Gray, a resident of the Hillcrest community in Ward 7, said he came downstairs late Monday morning and heard a noise “that sounded like traffic.” In the basement, he found that a window facing busy Branch Avenue Southeast “was completely gone.”
A burglar tossed a “boulder” through the window, entered the home and stole a stereo receiver, the chairman said. Gray, who was sleeping at the time, said he never heard a thing. And the ADT Security System protecting his home did not include a motion detector that might have prevented the theft.
The chairman, who lives alone, said his home was swarming with police officers on Memorial Day. The burglary closure rate, however, is less than 20 percent, and police on Tuesday did not report any arrests.
The Metropolitan Police Department watches over Mayor Adrian Fenty’s home 24 hours a day. But Gray, the second most powerful elected D.C. official, said he has no interest in receiving similar protection.

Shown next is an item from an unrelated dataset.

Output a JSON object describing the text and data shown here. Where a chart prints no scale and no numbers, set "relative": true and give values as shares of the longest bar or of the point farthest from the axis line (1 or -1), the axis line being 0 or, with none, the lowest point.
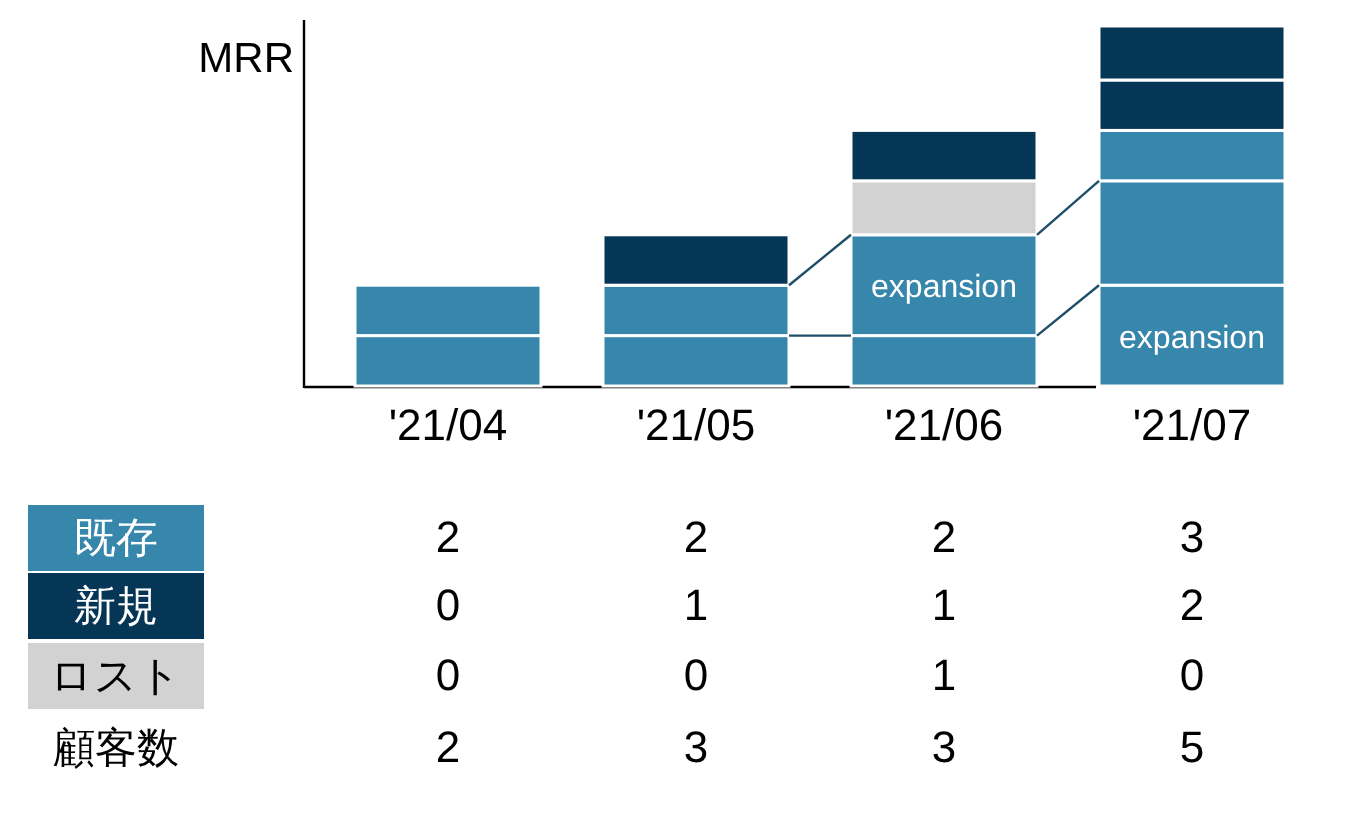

Between Jan. 1 and May 26 there was one burglary, one case of sexual abuse, two robberies without a gun, four thefts from auto and three stolen autos reported within 1,000 feet of Gray’s home address, according to MPD statistics.
Gray isn’t the first council member to be victimized. Ward 8 Councilman Marion Barry’s home was burglarized last September while he was traveling. Yvette Alexander of Ward 7 had her purse stolen during a stop at a gas station. And burglars were sent scurrying from the home of at-large Councilwoman Carol Schwartz some 15 years ago thanks to her motion-detecting security system.